Patients perceive maxillary sinus pain in the cheek, gums, and upper teeth. Frontal sinus pain tends to involve the forehead, while ethmoid sinusitis causes pain behind or between the eyes. Sphenoid sinusitis is characterized by pain in variable locations, including the frontal, occipital, temporal, or vertex locations.
Symptoms lasting fewer than 7 days tend to be viral in origin. In contrast, acute bacterial rhinosinusitis presents with more than 7 days of purulent rhinorrhea, nasal congestion, facial or dental pain/pressure, an accompanying cough, halitosis, and, if severe, fever (50% of adults). Fungal sinusitis may be acute or chronic (lasting more than 12 weeks) and is of particular concern in patients who are immunocompromised. Rhinosinusitis can usually be diagnosed on clinical suspicion. However, diagnosing recurrent, chronic, or complicated disease depends on computed tomography (CT), magnetic resonance imaging (MRI), or direct visualization with nasal endoscopy. Treatment involves the appropriate antibacterial or antifungal medications.
Sphenoid sinusitis is an uncommon infection that may manifest as an acute or subacute headache associated with nausea and vomiting. It may accompany pan sinusitis but, when isolated, may not have associated nasal symptoms. It can mimic many other causes of headache, including aseptic meningitis, migraine, and trigeminal neuralgia. Excessive tearing, photophobia, and paresthesias in the trigeminal nerve distribution may accompany sphenoid rhinosinusitis. This should be considered in patients with a severe, intractable new-onset headache that worsens with coughing, bending, or walking; interferes with sleep; is progressive in severity; and does not respond well to analgesics.
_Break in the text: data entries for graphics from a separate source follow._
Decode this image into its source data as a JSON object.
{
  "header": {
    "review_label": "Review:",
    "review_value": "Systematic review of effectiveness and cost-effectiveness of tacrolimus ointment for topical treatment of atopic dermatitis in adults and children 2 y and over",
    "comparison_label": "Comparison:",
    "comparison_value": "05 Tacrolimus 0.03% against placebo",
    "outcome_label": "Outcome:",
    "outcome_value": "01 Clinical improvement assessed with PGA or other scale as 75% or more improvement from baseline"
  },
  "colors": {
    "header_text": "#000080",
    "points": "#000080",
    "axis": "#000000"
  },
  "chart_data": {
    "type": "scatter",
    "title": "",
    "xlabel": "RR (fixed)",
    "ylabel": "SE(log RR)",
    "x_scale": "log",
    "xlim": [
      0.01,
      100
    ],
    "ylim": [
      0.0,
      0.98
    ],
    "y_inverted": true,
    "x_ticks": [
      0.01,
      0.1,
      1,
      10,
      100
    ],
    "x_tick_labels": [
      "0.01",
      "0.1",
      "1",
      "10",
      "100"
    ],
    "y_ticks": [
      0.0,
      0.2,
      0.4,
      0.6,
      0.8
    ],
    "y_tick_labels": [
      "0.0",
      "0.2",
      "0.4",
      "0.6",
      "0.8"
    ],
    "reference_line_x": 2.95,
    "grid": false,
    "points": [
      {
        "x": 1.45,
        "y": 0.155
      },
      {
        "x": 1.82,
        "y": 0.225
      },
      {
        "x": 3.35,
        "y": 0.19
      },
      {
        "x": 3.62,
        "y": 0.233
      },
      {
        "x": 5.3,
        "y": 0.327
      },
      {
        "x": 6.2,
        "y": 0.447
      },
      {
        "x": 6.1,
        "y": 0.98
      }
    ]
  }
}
TEMPOROMANDIBULAR DISORDER
Pain from the temporomandibular joint (TMJ), with its associated musculature and ligaments, can be referred to the head. The manifesting symptom is usually pain in the preauricular area, TMJ, or muscles of mastication, aggravated by jaw function. Associated ear pain is common. Patients may have TMJ noise (such as clicking or crepitus) on movement, locking on jaw opening, or limited or asymmetric jaw movement. Diagnosis is confirmed by tomograms of the maxilla and mandible, including open and closed position views of bilateral TMJs, and a panoramic radiograph to look for bony pathology. Initial treatment is conservative, with an oral appliance or bite plate and possibly physical therapy. Medication such as nonsteroidal anti-inflammatory drugs, muscle relaxants, and tricyclic antidepressants can also be tried. Rarely, surgery is indicated for medically refractory patients.
DENTAL
Inflammatory dental disease may cause intense, throbbing, poorly localized pain unilaterally that is generally provoked by stimulation of the offending tooth. This is often associated with increased sensitivity to hot and cold. Occasionally, infection of the dental pulp or apical root may cause neuralgic type pain in the second and third trigeminal divisions, which is difficult to distinguish clinically from trigeminal neuralgia. For this reason, patients with trigeminal neuralgia may undergo one or more unnecessary dental procedures before the correct diagnosis is made. Conversely, it is important to exclude true dental disease before making a diagnosis of trigeminal neuralgia.
GLAUCOMA
Acute angle–closure glaucoma occurs when the normal drainage of aqueous humor is blocked, leading to sudden increased intraocular pressure. This creates severe eye pain sometimes associated with a unilateral headache, nausea/vomiting, conjunctival injection, and a mid-dilated nonreactive pupil. Patients may describe intermittent visual blurring while “seeing halos around objects.” The severe unilateral headache may mimic migraine or cluster headache. Dim light and certain medications (e.g., anticholinergics, sympathomimetics) that result in pupillary dilation may precipitate the pain. Chronic open-angle glaucoma, the more common form of glaucoma, is not a cause of headaches.